By Rabbi Joshua Z. Gruenberg
At the beginning of this week’s Torah portion, the people are faced with a simple yet existential question. Do they choose a life of blessing or a life of curses? The original biblical commentators see this as the choice between the monotheism of Judaism versus the idol worship of paganism. As the Jewish community and the world around her evolved, this fundamental choice has become increasingly complicated. We know today that the big existential questions we ask ourselves about blessing and curse, right and wrong, require a certain nuance and perspective lacking in the pronouncement at the beginning of this week’s Torah portion.
As I look back on the past 18 months, I often find myself reflecting to the beginning of this pandemic when we knew so little but had to make many important decisions. But this week after reading the weekly portion, I reflected less on the decisions and more on the rhetoric we employed. Many of us referred to the pandemic as a curse or a plague, one that needed a divine intervention to be stopped. The language we used took on a biblical tone of simplicity. I found myself and others saying, “The curse is this insidious disease killing so many. The blessing, or in this instance the cure, is a human-created vaccine that will need to be created in record time and with a level of partnership never seen before in the medical world.”
It’s almost too simple, too biblical of a solution. We have fought this disease now for a year and a half. Our medical professionals have sacrificed their own well-being to bring our nation back from the brink.

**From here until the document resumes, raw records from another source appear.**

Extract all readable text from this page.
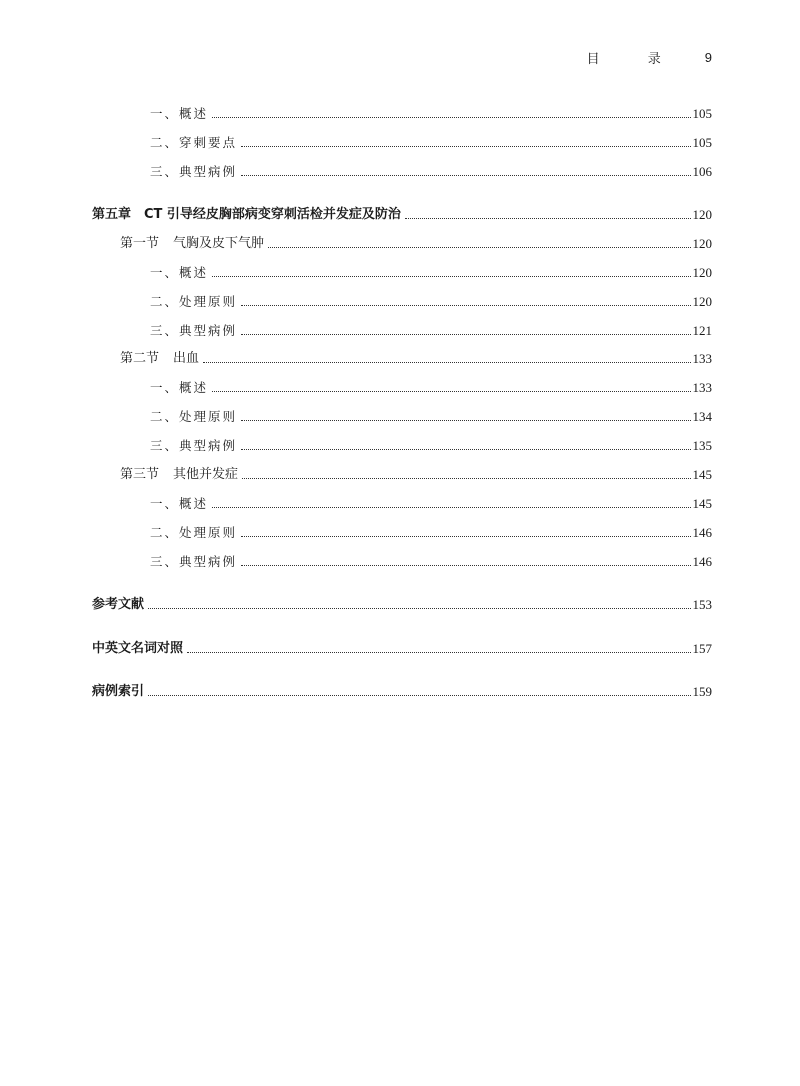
目 录 9
一、概述	105
二、穿刺要点	105
三、典型病例	106
第五章　CT 引导经皮胸部病变穿刺活检并发症及防治	120
第一节 气胸及皮下气肿	120
一、概述	120
二、处理原则	120
三、典型病例	121
第二节 出血	133
一、概述	133
二、处理原则	134
三、典型病例	135
第三节 其他并发症	145
一、概述	145
二、处理原则	146
三、典型病例	146
参考文献	153
中英文名词对照	157
病例索引	159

This should be over, and we should all be eschewing our masks so that we can once again take joy from seeing one another’s faces. In person! Yet we are not there, because there are still those who are unwilling to get vaccinated. While there are certainly people who need to be protected from the vaccine for medical conditions, many see it as their personal right to choose not to get vaccinated.

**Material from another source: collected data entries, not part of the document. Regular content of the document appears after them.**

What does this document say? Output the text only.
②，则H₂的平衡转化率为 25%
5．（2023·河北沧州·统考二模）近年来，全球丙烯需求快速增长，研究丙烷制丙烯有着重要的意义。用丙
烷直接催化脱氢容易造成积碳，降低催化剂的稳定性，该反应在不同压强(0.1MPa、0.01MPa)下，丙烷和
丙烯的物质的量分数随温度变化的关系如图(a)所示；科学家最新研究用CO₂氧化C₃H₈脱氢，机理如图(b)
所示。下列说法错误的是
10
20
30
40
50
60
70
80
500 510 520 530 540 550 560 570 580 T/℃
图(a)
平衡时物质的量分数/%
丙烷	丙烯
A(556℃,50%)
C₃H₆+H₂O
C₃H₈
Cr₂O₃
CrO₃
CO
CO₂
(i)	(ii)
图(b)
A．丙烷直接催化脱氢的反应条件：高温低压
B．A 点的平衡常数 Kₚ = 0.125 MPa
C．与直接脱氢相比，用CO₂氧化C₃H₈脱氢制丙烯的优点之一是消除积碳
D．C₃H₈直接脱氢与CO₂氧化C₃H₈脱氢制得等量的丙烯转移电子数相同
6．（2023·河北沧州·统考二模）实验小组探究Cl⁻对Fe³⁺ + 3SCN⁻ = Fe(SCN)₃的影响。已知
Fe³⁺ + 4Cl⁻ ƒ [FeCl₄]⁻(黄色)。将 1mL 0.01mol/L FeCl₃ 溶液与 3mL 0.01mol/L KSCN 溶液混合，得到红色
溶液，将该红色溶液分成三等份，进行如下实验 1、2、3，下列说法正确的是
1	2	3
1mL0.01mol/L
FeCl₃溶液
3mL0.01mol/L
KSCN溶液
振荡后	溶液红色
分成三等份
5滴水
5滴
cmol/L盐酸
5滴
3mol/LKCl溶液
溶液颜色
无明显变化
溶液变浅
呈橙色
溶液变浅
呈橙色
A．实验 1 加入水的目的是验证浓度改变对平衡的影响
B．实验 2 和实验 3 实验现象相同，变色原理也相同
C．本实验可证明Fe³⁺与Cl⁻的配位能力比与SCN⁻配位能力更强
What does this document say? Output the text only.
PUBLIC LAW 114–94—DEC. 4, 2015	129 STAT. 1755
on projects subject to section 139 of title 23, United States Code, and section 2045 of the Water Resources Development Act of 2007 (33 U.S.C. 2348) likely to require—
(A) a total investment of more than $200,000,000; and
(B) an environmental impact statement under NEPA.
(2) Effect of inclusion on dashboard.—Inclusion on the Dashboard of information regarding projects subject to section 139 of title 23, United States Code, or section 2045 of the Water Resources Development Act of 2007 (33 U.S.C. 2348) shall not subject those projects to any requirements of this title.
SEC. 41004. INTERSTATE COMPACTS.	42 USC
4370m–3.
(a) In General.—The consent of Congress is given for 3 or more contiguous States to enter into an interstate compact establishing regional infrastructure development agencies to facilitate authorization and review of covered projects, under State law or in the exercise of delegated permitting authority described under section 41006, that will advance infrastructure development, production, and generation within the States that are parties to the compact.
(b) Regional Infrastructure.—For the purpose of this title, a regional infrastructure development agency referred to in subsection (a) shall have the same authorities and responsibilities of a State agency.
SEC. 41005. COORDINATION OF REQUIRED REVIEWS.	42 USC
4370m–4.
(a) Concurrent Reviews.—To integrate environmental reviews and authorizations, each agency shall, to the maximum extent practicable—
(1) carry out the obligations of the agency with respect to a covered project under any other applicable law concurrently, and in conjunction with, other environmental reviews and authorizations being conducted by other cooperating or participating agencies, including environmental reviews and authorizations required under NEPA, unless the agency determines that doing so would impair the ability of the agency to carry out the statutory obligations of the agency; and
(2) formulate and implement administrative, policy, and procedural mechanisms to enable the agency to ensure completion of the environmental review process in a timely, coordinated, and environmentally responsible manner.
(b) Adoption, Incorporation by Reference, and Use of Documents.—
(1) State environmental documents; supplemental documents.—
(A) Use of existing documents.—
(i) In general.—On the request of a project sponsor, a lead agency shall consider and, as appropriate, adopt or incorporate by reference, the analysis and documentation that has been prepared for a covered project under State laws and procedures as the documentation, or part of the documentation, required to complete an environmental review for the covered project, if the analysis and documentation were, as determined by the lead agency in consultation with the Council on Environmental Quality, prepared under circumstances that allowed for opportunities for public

In theory this group of people is correct. It is their personal choice. However, America was not created so that the few could exercise their rights at the expense of the many. If anything, it is precisely the opposite ideology upon which this nation was founded. To create a better union, we all play a role in protecting one another and not just ourselves. Our personal rights are not absolute and are granted to us with our fellow citizens, not despite them.
In the end, we are faced with an easy decision. Get a vaccine to save many lives including one’s own or refuse to get a vaccine by standing on ceremony and place many people in death’s path. The choice is easy, whether refracted through the lens of a Jewish or American prism. It’s almost as easy as the original choice facing our ancestors in this week’s Torah portion.
Rabbi Joshua Z. Gruenberg is the senior rabbi at Chizuk Amuno Congregation.